Divine, c'est comme Charlot, c'est comme les Marx Brothers, c'est un personnage qui est entré en fusion avec une série de films, au point qu'on en oublie les titres, les histoires et les thèmes - on se souvient, par contre, de certains moments (Divine mange une crotte de chien, Divine est violée par une langouste...).
Aussi, quand on voit un film de John Waters (avec Divine), en vérité on ne voit pas un film, mais on rencontre quelqu'un.

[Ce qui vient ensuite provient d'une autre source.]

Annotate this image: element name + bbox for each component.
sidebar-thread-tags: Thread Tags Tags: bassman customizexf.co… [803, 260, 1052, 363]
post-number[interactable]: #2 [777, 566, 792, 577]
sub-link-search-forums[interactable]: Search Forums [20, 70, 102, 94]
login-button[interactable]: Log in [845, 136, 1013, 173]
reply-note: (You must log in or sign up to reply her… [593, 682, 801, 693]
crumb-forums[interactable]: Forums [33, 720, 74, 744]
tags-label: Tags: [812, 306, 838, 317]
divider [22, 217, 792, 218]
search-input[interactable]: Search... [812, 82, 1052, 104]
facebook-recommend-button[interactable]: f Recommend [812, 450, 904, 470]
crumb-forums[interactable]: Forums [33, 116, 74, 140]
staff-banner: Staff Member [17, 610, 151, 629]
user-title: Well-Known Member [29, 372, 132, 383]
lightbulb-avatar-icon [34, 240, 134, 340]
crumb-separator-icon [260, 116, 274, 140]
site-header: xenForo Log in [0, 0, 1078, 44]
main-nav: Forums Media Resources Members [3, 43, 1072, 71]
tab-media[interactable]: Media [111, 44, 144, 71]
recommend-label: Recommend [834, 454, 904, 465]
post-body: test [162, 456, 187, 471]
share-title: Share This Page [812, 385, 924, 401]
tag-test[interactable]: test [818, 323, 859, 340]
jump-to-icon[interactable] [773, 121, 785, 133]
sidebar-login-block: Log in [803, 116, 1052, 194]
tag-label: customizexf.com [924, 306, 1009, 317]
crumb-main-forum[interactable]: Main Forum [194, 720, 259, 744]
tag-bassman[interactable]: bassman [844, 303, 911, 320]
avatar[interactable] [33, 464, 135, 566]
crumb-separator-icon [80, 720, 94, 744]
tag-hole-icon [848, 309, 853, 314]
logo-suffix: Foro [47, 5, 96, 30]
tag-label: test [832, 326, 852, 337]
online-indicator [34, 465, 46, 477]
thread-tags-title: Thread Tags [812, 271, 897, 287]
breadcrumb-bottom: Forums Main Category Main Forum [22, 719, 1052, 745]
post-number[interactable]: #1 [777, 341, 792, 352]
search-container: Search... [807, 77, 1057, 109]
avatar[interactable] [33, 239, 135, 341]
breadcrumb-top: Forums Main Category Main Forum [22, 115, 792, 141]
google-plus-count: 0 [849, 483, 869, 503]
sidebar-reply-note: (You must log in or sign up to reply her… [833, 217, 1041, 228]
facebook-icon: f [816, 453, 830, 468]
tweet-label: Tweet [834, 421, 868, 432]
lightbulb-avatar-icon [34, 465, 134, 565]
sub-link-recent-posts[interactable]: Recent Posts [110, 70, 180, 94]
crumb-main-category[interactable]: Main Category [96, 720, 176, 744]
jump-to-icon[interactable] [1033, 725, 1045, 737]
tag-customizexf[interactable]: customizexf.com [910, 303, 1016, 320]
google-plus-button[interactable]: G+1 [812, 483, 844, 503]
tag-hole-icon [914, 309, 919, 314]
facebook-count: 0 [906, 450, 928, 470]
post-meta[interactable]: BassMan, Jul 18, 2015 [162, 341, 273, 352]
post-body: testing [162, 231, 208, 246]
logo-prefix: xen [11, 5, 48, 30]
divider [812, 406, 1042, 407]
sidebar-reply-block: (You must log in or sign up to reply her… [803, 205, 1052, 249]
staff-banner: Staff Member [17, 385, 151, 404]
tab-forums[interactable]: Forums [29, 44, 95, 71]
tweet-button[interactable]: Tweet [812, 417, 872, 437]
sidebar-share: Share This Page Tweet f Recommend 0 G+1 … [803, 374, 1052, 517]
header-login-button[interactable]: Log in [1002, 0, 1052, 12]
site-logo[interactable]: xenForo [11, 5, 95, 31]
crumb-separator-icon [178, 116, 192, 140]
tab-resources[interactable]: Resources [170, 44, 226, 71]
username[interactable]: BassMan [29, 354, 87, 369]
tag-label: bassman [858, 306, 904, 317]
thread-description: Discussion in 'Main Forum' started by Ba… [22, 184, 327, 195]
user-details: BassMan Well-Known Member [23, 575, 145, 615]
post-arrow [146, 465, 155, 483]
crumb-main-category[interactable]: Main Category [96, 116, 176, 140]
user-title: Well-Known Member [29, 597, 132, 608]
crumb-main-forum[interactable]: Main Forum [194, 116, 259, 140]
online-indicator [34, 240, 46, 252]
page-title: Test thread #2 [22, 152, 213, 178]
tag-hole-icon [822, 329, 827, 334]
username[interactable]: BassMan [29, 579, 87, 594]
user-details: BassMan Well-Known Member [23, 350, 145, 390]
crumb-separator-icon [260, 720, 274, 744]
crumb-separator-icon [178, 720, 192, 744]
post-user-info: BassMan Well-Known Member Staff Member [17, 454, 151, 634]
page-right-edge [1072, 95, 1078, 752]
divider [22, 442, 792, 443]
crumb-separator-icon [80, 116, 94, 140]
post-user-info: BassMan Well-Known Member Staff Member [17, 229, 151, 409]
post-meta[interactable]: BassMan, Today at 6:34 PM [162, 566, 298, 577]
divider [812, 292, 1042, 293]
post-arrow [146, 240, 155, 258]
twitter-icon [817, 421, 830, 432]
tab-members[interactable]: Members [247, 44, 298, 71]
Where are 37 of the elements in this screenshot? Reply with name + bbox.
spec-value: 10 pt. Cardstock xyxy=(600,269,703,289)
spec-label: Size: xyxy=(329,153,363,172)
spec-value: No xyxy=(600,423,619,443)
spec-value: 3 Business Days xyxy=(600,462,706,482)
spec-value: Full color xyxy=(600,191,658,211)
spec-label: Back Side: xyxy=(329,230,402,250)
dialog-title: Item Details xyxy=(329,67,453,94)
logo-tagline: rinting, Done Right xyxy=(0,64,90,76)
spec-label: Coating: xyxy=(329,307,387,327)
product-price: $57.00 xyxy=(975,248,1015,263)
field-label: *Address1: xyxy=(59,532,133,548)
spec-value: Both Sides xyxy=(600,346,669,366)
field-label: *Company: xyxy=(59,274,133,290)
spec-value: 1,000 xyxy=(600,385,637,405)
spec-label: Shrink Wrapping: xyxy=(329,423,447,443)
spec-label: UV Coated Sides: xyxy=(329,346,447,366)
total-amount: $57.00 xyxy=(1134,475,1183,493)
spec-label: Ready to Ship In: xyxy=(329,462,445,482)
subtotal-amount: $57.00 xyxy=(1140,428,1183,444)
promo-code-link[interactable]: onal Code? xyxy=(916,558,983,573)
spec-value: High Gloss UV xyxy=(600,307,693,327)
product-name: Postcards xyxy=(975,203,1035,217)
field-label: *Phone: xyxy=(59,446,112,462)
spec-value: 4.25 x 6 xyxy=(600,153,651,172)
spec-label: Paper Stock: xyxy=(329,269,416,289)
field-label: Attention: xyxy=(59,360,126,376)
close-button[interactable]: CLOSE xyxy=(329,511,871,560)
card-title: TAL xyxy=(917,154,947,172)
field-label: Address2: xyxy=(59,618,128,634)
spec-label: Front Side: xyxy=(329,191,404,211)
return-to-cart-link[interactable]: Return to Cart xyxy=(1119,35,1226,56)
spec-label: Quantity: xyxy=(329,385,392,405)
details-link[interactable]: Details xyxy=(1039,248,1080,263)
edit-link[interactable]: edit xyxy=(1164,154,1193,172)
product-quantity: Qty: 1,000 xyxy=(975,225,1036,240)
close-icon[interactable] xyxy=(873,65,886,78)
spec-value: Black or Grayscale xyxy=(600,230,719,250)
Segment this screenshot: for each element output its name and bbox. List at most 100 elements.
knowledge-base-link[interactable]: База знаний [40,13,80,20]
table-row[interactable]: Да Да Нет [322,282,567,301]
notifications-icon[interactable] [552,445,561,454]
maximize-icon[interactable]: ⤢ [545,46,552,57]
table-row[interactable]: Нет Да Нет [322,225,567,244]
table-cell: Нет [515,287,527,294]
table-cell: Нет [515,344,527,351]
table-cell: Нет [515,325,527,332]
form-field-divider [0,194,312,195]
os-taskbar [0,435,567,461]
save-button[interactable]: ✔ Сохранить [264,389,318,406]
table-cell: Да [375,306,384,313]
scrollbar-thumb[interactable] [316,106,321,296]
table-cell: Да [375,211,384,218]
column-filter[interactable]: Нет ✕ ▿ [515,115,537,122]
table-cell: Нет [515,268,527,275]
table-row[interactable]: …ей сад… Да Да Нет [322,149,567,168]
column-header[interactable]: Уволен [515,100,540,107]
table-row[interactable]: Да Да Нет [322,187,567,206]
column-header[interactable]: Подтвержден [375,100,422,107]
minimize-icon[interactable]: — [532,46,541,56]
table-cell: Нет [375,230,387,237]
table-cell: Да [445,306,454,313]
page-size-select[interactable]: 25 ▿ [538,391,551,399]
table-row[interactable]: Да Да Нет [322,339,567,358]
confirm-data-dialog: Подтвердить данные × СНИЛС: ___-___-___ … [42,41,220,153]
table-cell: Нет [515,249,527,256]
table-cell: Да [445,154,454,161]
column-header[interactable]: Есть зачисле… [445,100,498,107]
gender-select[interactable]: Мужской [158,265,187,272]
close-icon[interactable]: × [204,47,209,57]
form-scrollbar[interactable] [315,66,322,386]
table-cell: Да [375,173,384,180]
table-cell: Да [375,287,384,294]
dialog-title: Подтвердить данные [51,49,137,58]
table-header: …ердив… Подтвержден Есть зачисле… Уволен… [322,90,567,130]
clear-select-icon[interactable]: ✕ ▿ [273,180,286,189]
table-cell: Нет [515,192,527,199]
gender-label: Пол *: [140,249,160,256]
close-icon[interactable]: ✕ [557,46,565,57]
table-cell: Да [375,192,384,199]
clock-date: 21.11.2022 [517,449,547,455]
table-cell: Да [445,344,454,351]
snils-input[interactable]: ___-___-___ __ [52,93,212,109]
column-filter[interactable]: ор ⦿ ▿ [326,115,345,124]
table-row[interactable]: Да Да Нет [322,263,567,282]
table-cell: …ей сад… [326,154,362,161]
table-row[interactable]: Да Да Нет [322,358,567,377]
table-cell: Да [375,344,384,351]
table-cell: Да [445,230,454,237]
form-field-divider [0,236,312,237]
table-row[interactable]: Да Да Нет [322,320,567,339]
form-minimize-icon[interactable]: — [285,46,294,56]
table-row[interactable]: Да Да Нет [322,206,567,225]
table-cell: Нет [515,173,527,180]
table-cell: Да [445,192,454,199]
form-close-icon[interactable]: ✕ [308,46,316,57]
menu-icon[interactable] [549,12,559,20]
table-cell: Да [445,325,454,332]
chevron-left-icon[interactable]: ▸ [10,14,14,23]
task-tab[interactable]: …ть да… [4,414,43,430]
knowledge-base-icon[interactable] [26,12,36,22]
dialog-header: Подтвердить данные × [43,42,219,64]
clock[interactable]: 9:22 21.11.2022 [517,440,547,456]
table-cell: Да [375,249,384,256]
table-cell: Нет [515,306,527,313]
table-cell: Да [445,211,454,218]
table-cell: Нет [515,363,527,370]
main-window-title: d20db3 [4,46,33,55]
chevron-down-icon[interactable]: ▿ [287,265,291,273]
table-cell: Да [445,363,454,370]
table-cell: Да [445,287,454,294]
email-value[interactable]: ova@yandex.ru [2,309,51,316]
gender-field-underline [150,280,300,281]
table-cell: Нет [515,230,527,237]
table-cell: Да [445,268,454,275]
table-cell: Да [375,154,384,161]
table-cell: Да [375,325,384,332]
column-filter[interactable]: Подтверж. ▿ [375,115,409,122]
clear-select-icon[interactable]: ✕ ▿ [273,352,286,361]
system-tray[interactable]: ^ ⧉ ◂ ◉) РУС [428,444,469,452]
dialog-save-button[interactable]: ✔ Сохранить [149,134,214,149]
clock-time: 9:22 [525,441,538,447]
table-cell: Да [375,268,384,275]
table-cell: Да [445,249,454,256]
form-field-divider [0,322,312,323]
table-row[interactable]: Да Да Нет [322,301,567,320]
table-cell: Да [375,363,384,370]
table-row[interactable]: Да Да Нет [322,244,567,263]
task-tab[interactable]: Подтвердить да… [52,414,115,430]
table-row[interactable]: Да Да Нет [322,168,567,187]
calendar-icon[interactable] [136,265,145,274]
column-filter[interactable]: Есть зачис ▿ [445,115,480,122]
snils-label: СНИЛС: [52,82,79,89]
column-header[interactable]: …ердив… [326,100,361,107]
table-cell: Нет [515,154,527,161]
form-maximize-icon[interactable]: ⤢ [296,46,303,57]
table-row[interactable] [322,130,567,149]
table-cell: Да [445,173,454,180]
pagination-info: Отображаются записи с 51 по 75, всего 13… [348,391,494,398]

Le rapport qu'on a, nous, spectateurs, à ce genre de films (Divine, Charlot, Marx Brothers...), est un rapport étrange. On ne peut pas s'identifier calmement à eux (comme on le ferait ailleurs, et même pour des films avec des stars, qui sont d'autres monstres, mais leur monstruosité, la plupart du temps, agit hors-champ, contrairement à ceux dont je parle), car nous sommes sans cesse dépassés par eux, presque torturés par leurs apparitions, tenus quelque part entre le plaisir et la démence.
Mais la grande différence qu'il y a entre Charlot et Divine, c'est que Divine n'est pas l'auteur des films où elle apparaît (les Marx Brothers aussi l'étaient, puisqu'ils écrivaient tout, même s'ils confiaient la réalisation à d'autres qu'eux). L'auteur, c'est John Waters. Un cinéaste suffisamment humble pour ne pas écraser par son style le personnage qu'il veut filmer, la déflagration que constitue chacune des apparitions de Divine. Divine, chez Fellini, aurait été une simple créature fellinienne, l'élément d'un ensemble baroque extrêmement composé. Chez John Waters - et dans Multiple Maniacs en particulier - Divine est la loi, l'anarchie qui régit (ou dérègle) chaque plan. Tout est un peu flou, désordonné, artificiel. Le film lui-même est une rencontre : John Waters tente d'être à la mesure brouillonne de son personnage. C'est ce qui fait, je crois, la grande intensité de ces films, qui ne sont pas des chefs d’œuvre de maîtrise où s’impose une grande idée de cinéma, mais qui sont malgré tout des éclats, des avènements quasi-bibliques, qui nous donnent l’idée (imparfaite, nécessairement) de ce qu’est l’amour, de ce qu’est l’autre, de ce qu’est la dévotion à la folie de l’autre.